I think that’s the key factor of the post apocalyptic genre, and it’s right there in the name – it’s the period of time in which a society still defines itself in relation to the old world and the apocalyptic event that ended it. Until the new world has reached a point of critical mass, it will still define itself in relation to what it once was, to the glory days of before the fall. At a certain point though, through either a sheer amount of time or a focused effort, the new world will develop enough to stand on its own, as its own self defined entity.

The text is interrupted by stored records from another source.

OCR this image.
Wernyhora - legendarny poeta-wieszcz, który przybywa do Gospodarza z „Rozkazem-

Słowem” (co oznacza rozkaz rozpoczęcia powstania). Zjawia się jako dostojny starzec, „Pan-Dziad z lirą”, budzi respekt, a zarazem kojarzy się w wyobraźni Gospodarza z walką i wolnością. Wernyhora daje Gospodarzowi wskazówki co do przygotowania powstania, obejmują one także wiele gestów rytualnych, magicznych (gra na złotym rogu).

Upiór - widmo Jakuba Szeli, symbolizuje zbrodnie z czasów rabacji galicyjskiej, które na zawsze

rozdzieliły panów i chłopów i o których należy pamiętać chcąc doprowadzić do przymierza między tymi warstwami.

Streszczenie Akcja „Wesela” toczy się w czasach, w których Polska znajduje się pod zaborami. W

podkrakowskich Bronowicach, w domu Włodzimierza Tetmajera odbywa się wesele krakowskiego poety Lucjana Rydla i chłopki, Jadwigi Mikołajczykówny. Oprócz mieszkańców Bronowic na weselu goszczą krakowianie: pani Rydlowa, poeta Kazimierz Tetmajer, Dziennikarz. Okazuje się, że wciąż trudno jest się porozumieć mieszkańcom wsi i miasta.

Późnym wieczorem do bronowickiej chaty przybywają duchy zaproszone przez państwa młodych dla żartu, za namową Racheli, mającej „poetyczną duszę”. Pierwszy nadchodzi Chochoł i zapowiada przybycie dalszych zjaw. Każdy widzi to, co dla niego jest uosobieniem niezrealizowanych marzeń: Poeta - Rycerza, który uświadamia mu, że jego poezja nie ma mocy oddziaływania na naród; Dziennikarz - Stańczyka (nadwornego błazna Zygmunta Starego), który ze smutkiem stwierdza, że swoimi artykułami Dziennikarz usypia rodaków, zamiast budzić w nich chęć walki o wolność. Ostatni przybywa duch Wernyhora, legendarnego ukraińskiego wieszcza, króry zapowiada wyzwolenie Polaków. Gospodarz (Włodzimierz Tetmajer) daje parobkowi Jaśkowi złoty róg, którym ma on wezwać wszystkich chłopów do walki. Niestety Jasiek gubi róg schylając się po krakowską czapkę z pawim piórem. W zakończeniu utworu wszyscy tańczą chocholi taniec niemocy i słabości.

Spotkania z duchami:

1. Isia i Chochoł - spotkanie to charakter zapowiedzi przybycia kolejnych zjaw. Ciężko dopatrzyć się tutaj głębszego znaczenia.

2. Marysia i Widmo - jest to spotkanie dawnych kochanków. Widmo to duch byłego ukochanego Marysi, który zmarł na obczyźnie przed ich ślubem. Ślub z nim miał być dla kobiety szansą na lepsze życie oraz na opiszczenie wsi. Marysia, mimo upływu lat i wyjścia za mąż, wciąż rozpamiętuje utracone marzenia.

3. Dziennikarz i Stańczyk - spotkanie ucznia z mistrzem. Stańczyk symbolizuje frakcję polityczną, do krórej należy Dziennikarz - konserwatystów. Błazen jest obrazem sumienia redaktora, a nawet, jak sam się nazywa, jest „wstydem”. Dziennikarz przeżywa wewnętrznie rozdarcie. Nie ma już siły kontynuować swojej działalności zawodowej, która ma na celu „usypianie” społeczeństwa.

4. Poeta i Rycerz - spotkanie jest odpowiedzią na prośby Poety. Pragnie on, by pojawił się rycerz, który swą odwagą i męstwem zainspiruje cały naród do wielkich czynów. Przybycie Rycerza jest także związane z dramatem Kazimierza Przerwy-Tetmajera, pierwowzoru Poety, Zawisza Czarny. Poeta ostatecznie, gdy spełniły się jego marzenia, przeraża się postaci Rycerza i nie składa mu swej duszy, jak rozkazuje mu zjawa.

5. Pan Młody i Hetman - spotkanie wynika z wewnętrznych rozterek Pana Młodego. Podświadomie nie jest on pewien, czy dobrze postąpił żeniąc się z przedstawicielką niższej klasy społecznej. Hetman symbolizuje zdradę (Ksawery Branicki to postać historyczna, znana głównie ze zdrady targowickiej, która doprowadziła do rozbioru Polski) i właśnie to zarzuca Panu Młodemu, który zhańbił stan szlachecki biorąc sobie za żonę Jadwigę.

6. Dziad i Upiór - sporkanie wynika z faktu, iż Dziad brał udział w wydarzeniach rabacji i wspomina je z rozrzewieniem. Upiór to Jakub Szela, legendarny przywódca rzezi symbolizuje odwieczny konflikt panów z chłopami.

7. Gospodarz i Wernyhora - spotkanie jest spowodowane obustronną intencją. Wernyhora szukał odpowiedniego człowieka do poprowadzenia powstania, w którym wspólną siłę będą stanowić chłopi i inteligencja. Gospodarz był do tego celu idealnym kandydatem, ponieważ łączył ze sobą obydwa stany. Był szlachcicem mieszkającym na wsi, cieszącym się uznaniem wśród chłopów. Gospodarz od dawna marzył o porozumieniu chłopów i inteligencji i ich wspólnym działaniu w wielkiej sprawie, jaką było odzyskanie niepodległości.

Maybe there’s some in-story reason the world isn’t healing, maybe literally every inch of the world is soaked in radiation and people can’t leave their bunkers, but then people would just expand underground or leave the planet entirely. Maybe some psychotic luddites are keeping the world in a dark age of raiding and cannibalism, but eventually they could be overthrown. Whatever the reason for prolonging the Post Apocalypse, it better be a good one because otherwise it breaks the verisimilitude. Once that’s gone, no matter how gritty the setting or how cool the protagonist, the story is ruined.
At a certain point, the Post Apocalyptic period has to end, because it becomes meaningless if it doesn’t. We humans adapt to and eventually dominate our surrounding environments to make things easier for ourselves and our offspring, it’s just what we do. We came from caves and ended up on the moon, how long could zombies, mutants or nuclear winter really keep us down?